A defesa da tortura e da ditadura, a famigerada excludente de ilicitude, o AI-5 condicionado a certas circunstâncias —como especularam general Augusto Heleno e Paulo Guedes—, a perseguição a um veículo de imprensa independente... O que isso tudo tem a ver com democracia?
Desmonte das políticas ambientais, agressão a valores afirmativos de minorias, formação de milícias digitais dedicadas ao assassinato de reputações, estímulo ao choque entre os Poderes, defesa aberta nas ruas e nas redes de um golpe de Estado... O que isso tudo tem a ver com estado de direito?
Aparelhos culturais e de defesa dos direitos humanos entregues a arautos da homofobia, do racismo, da misoginia, do machismo, do criacionismo e do terraplanismo... O que isso tudo tem a ver com o saber que civiliza o mundo?
Trata-se de uma falácia a inferência de que o esquerdismo que temos é só um outro extremismo, que se combina pelo avesso com este que ora dá as cartas. As balas perdidas que insistem em achar crianças negras no Rio me dizem que não. O massacre de jovens, também negros, na favela de Paraisópolis, em São Paulo, me diz que não. Se Jair Bolsonaro se chama, em certas circunstâncias, Wilson Witzel ou João Doria, tem igual perfume.
Se querem colocar o petismo e as esquerdas que temos como o outro polo das teses de Paulo AI-5 Guedes para a economia, vá lá. Com correções no receituário do ministro —que alimenta tentações obviamente demofóbicas—, tal geografia encontra amparo na realidade.
O PT e satélites seguem sendo um bom "outro lado" de convicções liberais. Basta ler as críticas feitas por um Lula livre à reforma da Previdência. Não é um desafio ao "neoliberalismo", mas à matemática elementar e à história. Afinal, a recessão que derrubou Dilma não caiu da árvore dos acontecimentos.
É fato, no entanto, que as escolhas petistas, inclusive as erradas, afastaram as tentações disruptivas de esquerda. Já a extrema direita torce por um Chile de dimensões continentais para roer a corda da democracia.

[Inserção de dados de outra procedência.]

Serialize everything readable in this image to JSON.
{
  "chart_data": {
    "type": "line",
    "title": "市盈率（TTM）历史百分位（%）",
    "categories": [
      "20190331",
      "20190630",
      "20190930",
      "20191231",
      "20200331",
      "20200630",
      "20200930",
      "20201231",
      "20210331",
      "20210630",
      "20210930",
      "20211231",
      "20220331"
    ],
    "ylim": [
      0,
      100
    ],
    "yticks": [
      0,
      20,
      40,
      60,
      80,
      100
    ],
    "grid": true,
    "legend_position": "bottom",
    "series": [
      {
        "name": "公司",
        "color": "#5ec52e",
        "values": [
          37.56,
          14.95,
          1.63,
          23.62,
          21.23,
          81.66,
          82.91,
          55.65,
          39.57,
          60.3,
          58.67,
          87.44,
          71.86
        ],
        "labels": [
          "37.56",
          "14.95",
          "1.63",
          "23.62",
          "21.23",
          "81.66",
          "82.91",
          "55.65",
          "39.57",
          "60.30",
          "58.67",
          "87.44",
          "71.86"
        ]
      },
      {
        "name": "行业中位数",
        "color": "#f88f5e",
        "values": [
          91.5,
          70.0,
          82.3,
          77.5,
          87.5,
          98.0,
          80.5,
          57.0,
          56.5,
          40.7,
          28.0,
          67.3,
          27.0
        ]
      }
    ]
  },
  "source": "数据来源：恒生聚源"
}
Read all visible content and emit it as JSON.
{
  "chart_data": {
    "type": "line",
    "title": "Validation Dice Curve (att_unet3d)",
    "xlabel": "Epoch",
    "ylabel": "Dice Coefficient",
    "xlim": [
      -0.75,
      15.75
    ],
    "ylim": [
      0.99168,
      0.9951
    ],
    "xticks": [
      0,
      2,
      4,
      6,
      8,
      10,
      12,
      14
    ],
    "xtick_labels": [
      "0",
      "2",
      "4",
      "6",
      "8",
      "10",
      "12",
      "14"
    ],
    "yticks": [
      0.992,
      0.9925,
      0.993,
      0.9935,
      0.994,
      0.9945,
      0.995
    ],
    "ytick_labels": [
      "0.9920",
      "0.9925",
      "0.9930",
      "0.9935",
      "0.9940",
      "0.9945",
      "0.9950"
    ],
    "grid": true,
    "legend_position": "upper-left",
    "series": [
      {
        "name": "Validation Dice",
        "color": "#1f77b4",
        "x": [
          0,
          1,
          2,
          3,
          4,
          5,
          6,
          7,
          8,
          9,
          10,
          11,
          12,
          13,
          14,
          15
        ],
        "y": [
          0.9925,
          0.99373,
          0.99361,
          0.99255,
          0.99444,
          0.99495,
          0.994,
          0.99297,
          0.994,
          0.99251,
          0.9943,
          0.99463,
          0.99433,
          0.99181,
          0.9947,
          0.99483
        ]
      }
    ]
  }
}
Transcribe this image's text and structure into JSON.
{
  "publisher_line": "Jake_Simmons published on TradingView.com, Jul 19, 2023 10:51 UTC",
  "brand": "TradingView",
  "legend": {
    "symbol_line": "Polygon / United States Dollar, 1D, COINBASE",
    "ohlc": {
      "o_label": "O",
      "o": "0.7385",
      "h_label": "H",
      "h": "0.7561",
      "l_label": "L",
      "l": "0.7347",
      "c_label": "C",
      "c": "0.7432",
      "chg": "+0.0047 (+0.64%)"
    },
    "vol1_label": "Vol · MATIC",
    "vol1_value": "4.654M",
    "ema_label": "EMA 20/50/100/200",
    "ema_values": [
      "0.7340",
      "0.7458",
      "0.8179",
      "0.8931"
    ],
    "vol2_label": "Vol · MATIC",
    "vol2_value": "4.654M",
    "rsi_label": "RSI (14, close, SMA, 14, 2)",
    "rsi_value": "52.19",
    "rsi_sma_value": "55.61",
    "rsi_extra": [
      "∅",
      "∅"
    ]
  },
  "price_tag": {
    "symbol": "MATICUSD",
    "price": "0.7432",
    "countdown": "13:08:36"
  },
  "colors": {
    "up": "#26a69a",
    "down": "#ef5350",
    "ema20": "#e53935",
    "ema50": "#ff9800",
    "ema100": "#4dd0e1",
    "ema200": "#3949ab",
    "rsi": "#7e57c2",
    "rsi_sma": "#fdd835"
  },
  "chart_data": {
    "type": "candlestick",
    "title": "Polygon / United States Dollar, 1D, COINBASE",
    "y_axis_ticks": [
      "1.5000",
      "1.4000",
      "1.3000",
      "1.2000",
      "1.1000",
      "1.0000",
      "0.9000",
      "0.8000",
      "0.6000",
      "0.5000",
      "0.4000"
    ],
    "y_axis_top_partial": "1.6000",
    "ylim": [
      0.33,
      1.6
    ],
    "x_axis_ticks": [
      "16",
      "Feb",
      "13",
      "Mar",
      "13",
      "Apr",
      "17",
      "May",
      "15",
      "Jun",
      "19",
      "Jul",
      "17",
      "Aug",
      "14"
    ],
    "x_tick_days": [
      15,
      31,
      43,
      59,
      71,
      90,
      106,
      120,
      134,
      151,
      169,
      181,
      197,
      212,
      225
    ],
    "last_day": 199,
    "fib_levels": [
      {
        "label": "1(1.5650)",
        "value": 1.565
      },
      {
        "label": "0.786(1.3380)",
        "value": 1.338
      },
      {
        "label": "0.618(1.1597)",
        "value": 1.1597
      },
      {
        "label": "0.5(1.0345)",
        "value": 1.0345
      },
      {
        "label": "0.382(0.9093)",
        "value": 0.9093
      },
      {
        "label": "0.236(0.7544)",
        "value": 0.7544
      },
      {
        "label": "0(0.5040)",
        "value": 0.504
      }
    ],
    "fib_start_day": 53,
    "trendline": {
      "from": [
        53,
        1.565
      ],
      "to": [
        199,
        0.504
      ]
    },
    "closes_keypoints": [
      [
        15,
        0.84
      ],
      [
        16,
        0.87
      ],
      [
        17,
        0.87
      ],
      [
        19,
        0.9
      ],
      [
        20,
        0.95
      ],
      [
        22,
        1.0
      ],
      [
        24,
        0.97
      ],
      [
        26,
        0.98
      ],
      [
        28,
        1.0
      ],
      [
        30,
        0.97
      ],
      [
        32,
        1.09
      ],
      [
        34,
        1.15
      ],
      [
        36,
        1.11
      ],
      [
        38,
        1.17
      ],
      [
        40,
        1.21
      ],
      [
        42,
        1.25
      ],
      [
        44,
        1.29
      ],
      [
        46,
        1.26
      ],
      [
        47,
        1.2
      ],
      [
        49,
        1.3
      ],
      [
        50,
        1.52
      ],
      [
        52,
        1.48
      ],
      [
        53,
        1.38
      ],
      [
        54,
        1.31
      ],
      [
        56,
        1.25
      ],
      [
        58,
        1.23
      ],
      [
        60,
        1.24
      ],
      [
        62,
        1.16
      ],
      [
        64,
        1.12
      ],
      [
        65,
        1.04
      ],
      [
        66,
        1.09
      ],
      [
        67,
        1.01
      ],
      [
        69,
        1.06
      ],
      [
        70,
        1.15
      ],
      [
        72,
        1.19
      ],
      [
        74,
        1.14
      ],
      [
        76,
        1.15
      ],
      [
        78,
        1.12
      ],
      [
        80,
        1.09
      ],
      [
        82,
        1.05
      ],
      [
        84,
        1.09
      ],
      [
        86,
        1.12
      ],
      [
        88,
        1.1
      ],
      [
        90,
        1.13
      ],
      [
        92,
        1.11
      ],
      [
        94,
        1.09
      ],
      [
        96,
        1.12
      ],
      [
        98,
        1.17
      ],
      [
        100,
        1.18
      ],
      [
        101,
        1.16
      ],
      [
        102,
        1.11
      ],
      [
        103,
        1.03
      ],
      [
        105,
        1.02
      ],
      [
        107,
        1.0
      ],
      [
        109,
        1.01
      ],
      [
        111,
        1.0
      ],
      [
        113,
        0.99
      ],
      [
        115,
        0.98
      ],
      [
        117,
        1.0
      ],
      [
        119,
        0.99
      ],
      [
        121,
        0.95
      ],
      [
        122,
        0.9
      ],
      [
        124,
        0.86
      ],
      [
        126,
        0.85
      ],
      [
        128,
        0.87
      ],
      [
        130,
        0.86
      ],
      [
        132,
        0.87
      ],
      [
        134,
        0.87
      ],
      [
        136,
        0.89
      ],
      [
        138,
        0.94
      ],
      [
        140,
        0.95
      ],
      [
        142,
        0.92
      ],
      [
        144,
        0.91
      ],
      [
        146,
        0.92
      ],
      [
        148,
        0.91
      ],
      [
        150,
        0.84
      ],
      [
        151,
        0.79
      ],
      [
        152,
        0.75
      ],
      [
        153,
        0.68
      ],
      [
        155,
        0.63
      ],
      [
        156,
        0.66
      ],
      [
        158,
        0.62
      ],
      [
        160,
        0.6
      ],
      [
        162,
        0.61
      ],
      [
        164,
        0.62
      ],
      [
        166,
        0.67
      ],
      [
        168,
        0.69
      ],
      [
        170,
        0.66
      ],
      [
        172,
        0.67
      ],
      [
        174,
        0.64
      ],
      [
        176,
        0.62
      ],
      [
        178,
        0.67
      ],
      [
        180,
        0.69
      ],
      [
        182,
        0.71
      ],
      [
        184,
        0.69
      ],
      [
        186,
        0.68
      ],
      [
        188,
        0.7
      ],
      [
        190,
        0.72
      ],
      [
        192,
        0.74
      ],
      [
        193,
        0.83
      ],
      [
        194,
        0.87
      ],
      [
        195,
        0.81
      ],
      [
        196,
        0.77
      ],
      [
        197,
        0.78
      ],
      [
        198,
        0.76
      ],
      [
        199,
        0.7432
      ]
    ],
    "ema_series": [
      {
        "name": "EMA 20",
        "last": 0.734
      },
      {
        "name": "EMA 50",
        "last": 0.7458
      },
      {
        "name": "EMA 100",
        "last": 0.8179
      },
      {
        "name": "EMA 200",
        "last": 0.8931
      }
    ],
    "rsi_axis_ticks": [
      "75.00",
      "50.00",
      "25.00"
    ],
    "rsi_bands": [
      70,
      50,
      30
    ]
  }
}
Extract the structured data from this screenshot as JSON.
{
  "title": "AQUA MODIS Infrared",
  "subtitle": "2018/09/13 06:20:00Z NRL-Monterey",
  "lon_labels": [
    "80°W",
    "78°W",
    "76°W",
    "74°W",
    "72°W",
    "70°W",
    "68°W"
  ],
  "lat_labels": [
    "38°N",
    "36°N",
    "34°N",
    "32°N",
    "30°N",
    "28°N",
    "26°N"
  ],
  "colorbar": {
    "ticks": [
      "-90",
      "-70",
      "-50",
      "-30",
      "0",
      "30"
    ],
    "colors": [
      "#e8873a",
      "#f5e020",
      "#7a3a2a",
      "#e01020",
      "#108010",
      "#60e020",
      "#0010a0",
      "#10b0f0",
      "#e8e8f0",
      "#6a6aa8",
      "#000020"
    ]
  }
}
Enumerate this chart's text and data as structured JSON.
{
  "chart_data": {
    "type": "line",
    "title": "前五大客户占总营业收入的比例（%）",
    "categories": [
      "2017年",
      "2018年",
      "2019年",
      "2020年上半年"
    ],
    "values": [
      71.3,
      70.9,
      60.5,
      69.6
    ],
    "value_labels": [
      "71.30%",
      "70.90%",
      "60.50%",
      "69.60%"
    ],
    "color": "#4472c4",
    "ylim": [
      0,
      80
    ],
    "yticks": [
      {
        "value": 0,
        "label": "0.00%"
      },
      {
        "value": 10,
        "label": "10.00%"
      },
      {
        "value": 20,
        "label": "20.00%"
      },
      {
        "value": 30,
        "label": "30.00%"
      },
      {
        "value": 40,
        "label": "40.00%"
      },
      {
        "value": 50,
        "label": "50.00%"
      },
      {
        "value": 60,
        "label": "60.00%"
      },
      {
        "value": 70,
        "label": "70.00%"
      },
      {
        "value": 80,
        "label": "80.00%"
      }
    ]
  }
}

Uma discreta recuperação da economia está em curso. O crescimento, embora medíocre, se dá apesar dos vícios, não por causa deles. O Brasil que embrutece atrapalha o Brasil que cresce.
Não cometamos o erro de tolerar a política do ódio para supostamente proteger as migalhas do crescimento.
Não aceitemos o rancor que esteriliza os abraços —muito especialmente entre os que concordam em discordar.
À direita, à esquerda e ao centro, um convite: a Frente Ampla dos Conservadores da Democracia Contra o Ódio. E em favor dos abraços.